No matter what the leaders of this weekend’s planned “March for Science” might claim about the neutrality of their event, this article in the journal Science today reveals its very decidedly partisan, leftist, and anti-Trump nature. Democrats are planned as major speakers at many venues, while no Republicans are participating anywhere.

“I’d be surprised if any Republicans participate,” says Representative Jerry McNerney (D–CA), one of only two House of Representatives members with a science Ph.D., who will be speaking at the San Francisco, California, march. “They may feel that they are on the receiving end of the protest.”

McNerney was also amazingly honest about the march’s partisanship in another quote: “McNerney thinks organizers of the march have been disingenuous by asserting their neutrality. ‘It’s a political rally, and they should acknowledge that.'”

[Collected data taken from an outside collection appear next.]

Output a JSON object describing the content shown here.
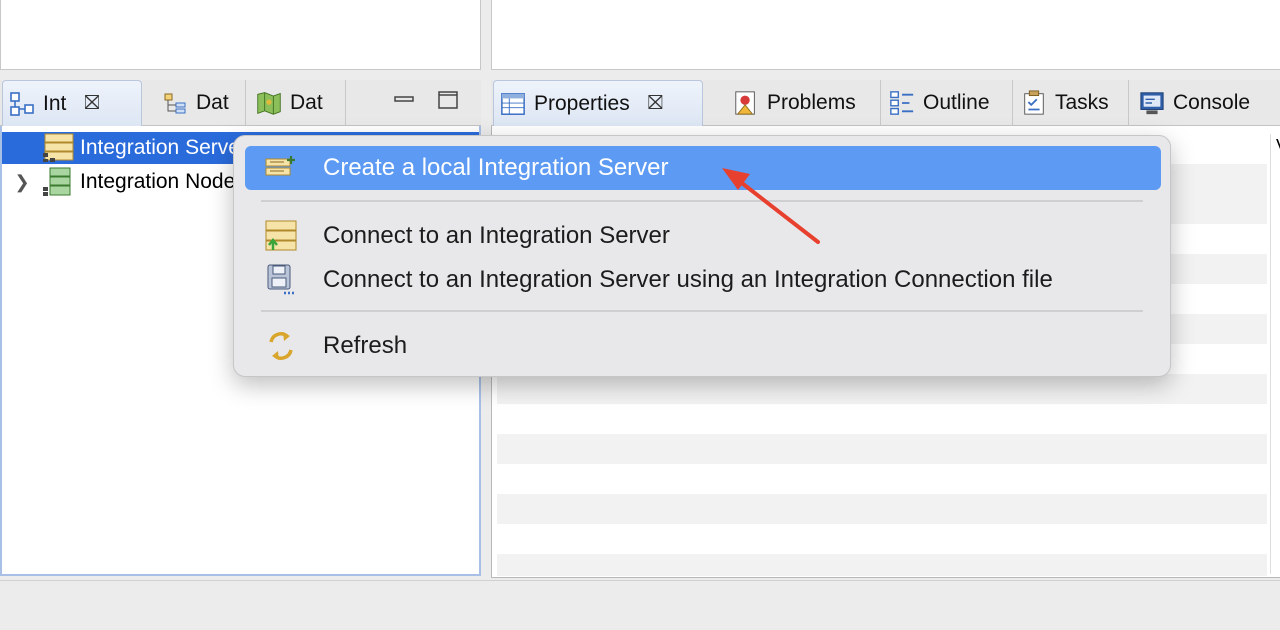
{
  "left_tabs": [
    {
      "label": "Int",
      "icon": "integration-explorer-icon",
      "active": true
    },
    {
      "label": "Dat",
      "icon": "data-design-icon",
      "active": false
    },
    {
      "label": "Dat",
      "icon": "data-source-icon",
      "active": false
    }
  ],
  "right_tabs": [
    {
      "label": "Properties",
      "icon": "properties-icon",
      "active": true
    },
    {
      "label": "Problems",
      "icon": "problems-icon",
      "active": false
    },
    {
      "label": "Outline",
      "icon": "outline-icon",
      "active": false
    },
    {
      "label": "Tasks",
      "icon": "tasks-icon",
      "active": false
    },
    {
      "label": "Console",
      "icon": "console-icon",
      "active": false
    }
  ],
  "tree": [
    {
      "label": "Integration Servers",
      "icon": "integration-servers-icon",
      "selected": true,
      "expandable": false
    },
    {
      "label": "Integration Nodes",
      "icon": "integration-nodes-icon",
      "selected": false,
      "expandable": true
    }
  ],
  "right_view": {
    "column_header": "V"
  },
  "context_menu": {
    "items": [
      {
        "label": "Create a local Integration Server",
        "icon": "create-server-icon",
        "highlighted": true
      },
      {
        "label": "Connect to an Integration Server",
        "icon": "connect-server-icon",
        "highlighted": false
      },
      {
        "label": "Connect to an Integration Server using an Integration Connection file",
        "icon": "connection-file-icon",
        "highlighted": false
      },
      {
        "label": "Refresh",
        "icon": "refresh-icon",
        "highlighted": false
      }
    ]
  },
  "colors": {
    "selection": "#2a6bdc",
    "menu_highlight": "#5d9af3",
    "annotation_arrow": "#e8402e"
  }
}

Meanwhile, the journal Nature today published an article interviewing scientists about their view of the march. As expected, most supported the event for partisan and anti-Trump reasons. One person however was honest about this partisanship, and worried how such partisanship will hurt science.

I am not going to the March for Science, because some people in America view science as leftist. Maybe it’s because [former US vice-president] Al Gore launched ‘An Inconvenient Truth’. I’ve seen articles from right-wing outlets that are framing the march as focusing on gender equality and identity politics. I think it could easily politicize science because, even though the march’s mission statement isn’t anti-Trump, the marchers seem anti-Trump.

The bottom line is that the leaders of this march are organizing it not only to lobby for funds, but to advance the Democratic Party agenda and to protest Trump. And because the majority of today’s scientists are Democrats, if only because they would face blackballing in the modern leftist academic community if they were anything else, they are going along, some eagerly and some with reservations. Either way, Sunday’s “March for Science” is going to end up looking like a march against Trump and the Republican Party.

Be prepared as well for many mainstream reports on the March to frame it otherwise. They will be lying.